Veda Ega Akui Moto3 Hungaria Jadi Balapan Terberat, Gagal Raih Poin Usai Finis Posisi 16
- account_circle Nisah
- calendar_month Selasa, 9 Jun 2026
- comment 0 komentar
- print Cetak

Foto: Instagram Veda_54. Veda Ega Moto3 Hungaria 2026 Finis ke 16.
info Atur ukuran teks artikel ini untuk mendapatkan pengalaman membaca terbaik.
Cikaranghitz.com, Jakarta – Pembalap muda Indonesia, Veda Ega Pratama, mengaku menghadapi balapan yang sangat berat pada seri Moto3 Hungaria 2026 yang berlangsung di Sirkuit Balaton Park, Minggu (7/6). Pembalap Honda Team Asia itu harus puas finis di posisi ke-16 dan gagal meraih poin untuk pertama kalinya musim ini.
Hasil tersebut cukup disayangkan mengingat Veda sebelumnya menunjukkan performa yang menjanjikan sepanjang akhir pekan balapan. Namun, situasi di lintasan membuat perjuangannya menjadi jauh lebih berat dibandingkan yang diperkirakan.
Kendala utama yang dihadapi pembalap asal Gunungkidul, Yogyakarta, itu adalah hukuman long lap penalty yang harus dijalaninya saat balapan berlangsung. Penalti tersebut membuatnya kehilangan banyak waktu dan posisi sehingga tertinggal dari rombongan pembalap di depan.
Usai balapan, Veda mengungkapkan bahwa hukuman tersebut menjadi titik yang mengubah jalannya perlombaan. Ia harus bekerja keras sepanjang balapan untuk mengejar posisi yang hilang setelah terlepas dari kelompok terdepan.
“Balapan kali ini benar-benar berat.

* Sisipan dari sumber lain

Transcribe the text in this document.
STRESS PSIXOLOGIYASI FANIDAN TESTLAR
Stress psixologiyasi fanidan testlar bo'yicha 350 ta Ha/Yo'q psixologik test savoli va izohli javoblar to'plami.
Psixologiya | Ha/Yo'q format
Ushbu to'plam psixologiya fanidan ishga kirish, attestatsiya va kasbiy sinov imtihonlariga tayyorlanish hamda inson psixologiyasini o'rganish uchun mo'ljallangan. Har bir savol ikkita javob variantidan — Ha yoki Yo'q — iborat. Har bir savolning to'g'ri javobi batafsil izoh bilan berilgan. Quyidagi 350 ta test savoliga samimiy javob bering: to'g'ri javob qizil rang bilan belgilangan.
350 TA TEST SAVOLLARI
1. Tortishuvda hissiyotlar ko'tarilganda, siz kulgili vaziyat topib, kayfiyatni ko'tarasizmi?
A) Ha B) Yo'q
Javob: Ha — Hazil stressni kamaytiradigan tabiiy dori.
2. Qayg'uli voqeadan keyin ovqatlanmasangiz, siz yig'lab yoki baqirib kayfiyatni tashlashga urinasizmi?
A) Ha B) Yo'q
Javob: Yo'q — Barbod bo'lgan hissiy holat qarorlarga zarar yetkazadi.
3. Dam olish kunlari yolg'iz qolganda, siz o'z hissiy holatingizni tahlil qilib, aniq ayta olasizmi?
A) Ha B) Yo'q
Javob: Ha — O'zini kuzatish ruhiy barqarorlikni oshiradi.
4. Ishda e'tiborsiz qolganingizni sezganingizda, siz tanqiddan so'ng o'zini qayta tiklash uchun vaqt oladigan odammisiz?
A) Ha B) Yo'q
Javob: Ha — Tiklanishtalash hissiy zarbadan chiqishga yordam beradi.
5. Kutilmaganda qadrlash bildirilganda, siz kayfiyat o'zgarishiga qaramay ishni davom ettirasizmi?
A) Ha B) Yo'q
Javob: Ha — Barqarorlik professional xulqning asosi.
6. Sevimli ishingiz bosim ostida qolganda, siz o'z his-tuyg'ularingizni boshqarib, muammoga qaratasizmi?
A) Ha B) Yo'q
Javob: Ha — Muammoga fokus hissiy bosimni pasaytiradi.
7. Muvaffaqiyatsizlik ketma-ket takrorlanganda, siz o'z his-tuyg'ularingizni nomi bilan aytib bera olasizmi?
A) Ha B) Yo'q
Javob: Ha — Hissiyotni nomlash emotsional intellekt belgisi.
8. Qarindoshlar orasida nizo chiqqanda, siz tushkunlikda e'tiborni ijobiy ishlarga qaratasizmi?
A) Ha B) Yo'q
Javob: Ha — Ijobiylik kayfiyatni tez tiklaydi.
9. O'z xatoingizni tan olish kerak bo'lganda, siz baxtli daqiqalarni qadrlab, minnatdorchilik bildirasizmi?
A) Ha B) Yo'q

Penalti long lap membuat segalanya sangat sulit karena setelah menjalani penalti tersebut, saya kehilangan kontak dengan rombongan depan dan harus menghabiskan sebagian besar balapan untuk mencoba merebut kembali posisi yang telah hilang,” kata Veda Ega dikutip dari cnnindonesia.com.
Long lap penalty yang diterima Veda merupakan buntut dari insiden pada sesi kualifikasi Q2. Steward menjatuhkan sanksi setelah ia dianggap mengganggu laju pembalap CODE Motorsport, Ruche Moodley, karena melaju terlalu lambat di lintasan.
Meski sempat kehilangan banyak posisi, Veda tidak menyerah. Ia terus berupaya mengejar ketertinggalan dan memperbaiki posisinya sepanjang balapan berlangsung.
Namun, perjuangan tersebut belum cukup untuk membawanya masuk ke zona poin. Veda akhirnya menyelesaikan balapan di posisi ke-16 atau satu tingkat di luar batas peraih poin di kelas Moto3.
Hasil tersebut tentu menjadi kekecewaan bagi Veda yang merasa memiliki kecepatan untuk bersaing lebih dekat dengan para pembalap di grup depan. Meski demikian, ia menyadari bahwa penalti yang diterimanya merupakan konsekuensi dari kesalahan yang terjadi saat sesi kualifikasi.
“Tentu saja hasil ini mengecewakan karena saya tahu saya memiliki kecepatan untuk bersaing lebih dekat di rombongan depan. Pada saat yang sama, saya harus menerima situasi ini karena penalti tersebut adalah konsekuensi dari kesalahan yang saya buat selama kualifikasi,” ujarnya.
Pembalap berusia 17 tahun itu menjadikan kesalahan di kualifikasi Moto3 Hungaria sebagai pembelajaran berharga untuk menghadapi seri-seri berikutnya. Ia bertekad mengambil pelajaran dari pengalaman tersebut agar bisa tampil lebih baik pada balapan mendatang.
Sementara itu, Manajer Honda Team Asia, Hiroshi Aoyama, mengaku kecewa dengan hasil yang diraih Veda di Hungaria. Menurutnya, pembalap Indonesia tersebut sebenarnya memiliki potensi untuk meraih hasil yang lebih baik apabila tidak terkendala hukuman long lap penalty.
Aoyama menilai Veda telah menunjukkan kecepatan yang kompetitif sejak sesi kualifikasi dengan mengamankan posisi kesembilan di grid. Namun, penalti yang harus dijalani membuat perjuangannya untuk tetap berada di rombongan depan menjadi sangat sulit.
Meski gagal meraih poin, Honda Team Asia tetap mengapresiasi kerja keras yang ditunjukkan Veda sepanjang balapan. Tim berharap pembalap muda Indonesia itu dapat bangkit pada seri berikutnya dengan membawa pelajaran berharga dari akhir pekan yang sulit di Hungaria.